Cat glanced at the towering shelf of books. “I don’t think it was lost. I think it was hidden. I still don’t believe it.”
“Find me another explanation. Two different families of witches have two different ancient spells to turn a man into a wolf. Why the hell would they do that?”
This she knew. “Why does a coven do anything? They were scared of something. It wasn’t really safe to be a witch in Medieval times. It had to be for protection.”
“I hope you’re right. That might be the least terrible reason.”
She laughed humorlessly. “Oh, good, I’ll take some version of my history where I was the least bad.”
He smiled, but it didn’t reach his eyes. “I didn’t say good.”
“Right.”
“Do you know what it means?” he asked again, tapping the book.
“That witches made shifters? Didn’t we just go through this?”
He grinned. “I meant the numbers and flowers and everything?”
“I have no idea.”
“You don’t know? You were just spouting off random numbers, and you don’t know what they mean?”
“No.” She braced for his censure. She’d seen a glimpse of the way his mind worked with brilliant intuitive leaps backed by solid fact. That he could look at a book and intuit what that spell was, when it was written, and why, took her breath away. She certainly hadn’t connected the dots as fast.
He folded her into his arms and groaned. “That must be so terrible, to get a glimpse of what’s coming, but not enough information to act on it or understand.”

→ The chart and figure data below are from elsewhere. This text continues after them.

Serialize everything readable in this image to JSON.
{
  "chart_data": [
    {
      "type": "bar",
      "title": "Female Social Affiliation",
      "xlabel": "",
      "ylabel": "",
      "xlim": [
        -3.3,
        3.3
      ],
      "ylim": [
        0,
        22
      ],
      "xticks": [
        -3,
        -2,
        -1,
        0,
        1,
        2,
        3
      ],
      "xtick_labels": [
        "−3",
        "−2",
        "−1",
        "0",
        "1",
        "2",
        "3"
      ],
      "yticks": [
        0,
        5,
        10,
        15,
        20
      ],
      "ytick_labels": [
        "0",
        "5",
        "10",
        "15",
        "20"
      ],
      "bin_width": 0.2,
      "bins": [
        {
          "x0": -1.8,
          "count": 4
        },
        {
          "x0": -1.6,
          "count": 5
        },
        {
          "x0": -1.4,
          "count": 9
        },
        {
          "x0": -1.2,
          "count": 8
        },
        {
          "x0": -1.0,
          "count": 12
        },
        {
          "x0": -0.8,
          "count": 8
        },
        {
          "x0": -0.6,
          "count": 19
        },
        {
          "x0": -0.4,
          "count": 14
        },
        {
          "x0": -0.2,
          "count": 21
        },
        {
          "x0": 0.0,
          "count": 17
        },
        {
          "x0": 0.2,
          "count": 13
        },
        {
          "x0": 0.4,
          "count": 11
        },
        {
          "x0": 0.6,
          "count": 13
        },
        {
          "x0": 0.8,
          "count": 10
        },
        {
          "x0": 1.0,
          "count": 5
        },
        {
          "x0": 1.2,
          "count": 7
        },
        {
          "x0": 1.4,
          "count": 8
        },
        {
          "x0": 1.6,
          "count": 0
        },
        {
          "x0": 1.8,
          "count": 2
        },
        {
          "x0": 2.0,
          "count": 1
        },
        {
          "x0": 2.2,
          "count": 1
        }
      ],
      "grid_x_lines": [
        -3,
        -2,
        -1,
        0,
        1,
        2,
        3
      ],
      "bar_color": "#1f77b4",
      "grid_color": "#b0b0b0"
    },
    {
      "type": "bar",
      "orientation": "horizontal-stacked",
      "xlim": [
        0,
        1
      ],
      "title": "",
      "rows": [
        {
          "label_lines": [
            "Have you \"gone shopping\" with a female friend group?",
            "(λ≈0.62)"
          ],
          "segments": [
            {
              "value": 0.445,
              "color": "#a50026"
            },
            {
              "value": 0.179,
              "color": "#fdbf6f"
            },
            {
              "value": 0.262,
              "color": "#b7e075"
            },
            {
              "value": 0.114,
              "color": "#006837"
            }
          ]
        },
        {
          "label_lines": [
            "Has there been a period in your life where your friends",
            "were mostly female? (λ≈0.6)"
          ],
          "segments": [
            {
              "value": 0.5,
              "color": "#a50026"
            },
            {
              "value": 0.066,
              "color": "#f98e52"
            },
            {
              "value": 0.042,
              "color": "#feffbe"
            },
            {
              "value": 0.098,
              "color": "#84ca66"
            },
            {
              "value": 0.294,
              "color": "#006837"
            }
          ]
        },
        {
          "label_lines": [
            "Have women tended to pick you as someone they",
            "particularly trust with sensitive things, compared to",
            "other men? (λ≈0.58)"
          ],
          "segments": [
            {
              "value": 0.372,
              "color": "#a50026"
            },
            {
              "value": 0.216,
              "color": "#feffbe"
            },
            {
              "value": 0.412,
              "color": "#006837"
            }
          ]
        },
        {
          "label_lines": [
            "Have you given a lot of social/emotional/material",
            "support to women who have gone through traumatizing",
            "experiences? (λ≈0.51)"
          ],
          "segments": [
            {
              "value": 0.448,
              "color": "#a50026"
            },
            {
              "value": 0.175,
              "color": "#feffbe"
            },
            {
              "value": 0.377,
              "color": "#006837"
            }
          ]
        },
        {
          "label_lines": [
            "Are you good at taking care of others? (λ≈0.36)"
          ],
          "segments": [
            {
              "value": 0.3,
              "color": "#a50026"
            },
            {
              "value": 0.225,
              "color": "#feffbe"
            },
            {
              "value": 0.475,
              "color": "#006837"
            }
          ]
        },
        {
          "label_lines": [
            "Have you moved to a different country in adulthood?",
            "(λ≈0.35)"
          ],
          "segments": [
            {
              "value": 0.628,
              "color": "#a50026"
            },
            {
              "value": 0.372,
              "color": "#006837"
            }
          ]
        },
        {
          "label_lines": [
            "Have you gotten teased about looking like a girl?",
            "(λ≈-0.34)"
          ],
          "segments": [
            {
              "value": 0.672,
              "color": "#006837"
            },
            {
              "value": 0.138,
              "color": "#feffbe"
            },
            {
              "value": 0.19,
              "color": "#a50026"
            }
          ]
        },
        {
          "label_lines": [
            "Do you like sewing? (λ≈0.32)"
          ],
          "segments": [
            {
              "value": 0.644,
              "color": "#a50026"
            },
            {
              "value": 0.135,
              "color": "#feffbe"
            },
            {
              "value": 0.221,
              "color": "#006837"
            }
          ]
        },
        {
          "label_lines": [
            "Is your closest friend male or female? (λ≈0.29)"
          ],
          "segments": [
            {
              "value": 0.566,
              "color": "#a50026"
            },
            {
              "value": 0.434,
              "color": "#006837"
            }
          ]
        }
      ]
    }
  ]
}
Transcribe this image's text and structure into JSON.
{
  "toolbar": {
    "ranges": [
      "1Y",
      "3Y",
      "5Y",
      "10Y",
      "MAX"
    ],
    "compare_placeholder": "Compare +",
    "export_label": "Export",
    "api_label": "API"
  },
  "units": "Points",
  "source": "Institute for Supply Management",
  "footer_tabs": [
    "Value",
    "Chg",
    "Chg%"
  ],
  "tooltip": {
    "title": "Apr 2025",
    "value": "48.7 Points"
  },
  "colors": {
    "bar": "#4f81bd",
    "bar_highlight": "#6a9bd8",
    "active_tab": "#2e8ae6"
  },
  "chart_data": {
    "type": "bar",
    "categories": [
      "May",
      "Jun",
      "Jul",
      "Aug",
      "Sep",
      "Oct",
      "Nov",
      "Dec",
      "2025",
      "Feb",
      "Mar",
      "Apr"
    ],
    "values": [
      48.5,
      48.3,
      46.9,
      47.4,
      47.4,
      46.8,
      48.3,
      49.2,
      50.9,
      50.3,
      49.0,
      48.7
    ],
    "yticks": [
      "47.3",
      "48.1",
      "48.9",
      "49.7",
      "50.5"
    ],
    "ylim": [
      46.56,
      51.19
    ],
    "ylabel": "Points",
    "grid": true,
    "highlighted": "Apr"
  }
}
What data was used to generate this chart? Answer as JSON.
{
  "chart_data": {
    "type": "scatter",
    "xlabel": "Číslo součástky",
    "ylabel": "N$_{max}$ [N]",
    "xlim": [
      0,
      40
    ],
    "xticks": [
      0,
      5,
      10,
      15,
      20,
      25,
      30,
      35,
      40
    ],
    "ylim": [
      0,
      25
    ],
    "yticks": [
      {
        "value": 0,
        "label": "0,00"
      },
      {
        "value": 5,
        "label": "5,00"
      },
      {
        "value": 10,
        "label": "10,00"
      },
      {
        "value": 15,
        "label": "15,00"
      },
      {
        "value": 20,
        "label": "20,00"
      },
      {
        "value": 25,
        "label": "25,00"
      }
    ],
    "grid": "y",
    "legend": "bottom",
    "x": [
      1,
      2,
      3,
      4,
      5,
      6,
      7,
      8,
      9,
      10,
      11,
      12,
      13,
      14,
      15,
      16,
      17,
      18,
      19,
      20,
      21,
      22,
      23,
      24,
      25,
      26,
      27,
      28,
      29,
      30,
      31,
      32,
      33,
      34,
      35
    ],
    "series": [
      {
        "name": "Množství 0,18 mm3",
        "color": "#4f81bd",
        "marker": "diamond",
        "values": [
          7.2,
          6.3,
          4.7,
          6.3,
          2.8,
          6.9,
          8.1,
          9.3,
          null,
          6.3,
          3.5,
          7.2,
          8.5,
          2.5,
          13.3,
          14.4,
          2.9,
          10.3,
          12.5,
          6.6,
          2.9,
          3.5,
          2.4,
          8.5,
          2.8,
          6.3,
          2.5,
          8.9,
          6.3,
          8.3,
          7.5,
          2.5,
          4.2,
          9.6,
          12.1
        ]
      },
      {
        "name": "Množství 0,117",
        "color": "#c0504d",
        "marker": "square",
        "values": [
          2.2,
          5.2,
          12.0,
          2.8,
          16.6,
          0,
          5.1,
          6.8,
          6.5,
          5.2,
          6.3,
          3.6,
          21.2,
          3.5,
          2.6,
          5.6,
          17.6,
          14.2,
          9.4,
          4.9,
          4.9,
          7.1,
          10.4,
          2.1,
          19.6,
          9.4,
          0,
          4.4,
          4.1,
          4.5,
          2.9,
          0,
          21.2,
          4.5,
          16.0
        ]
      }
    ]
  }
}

“It mostly sucks.” Her shoulders dropped away from her ears, even though the hug was awkward with two books digging into her sides. “There’s a reason the prophet is never the hero of a story or gets a happy ending.”
“Joseph,” he said.
“What?”
He pulled back so he could meet her eyes. “From the Bible? The guy with the multicolored coat. He was a prophet. He saw dreams, and he ended up ruling Egypt, or not ruling, but doing something. I forget. Sunday school was a long time ago.”
“If you believe in any kind of god, I will eat my hat.”
“There’s not enough data, and there never will be, so I find the question unanswerable.”
She laughed. “Of course it is.”
“You said there was no prophet with a happy ending. He had a happy ending.”
She crossed her arms. Ruling Egypt was fun and all, but… “Did he find the love of his life and have a family?”
Mateo burst out laughing.
“What?”
“His two sons are the fathers of two of the tribes of Israel, so yes, canonically speaking, fatherhood was a key part of the story.”
“Take me to bed,” she said.
He looked around at the violence and death. “How about you take me to your bed?”
There was still every reason under the sun why this was a terrible idea, not least because her family was at this moment chasing a wolf around Silver Spring and preparing for a massive fight, but she wanted him.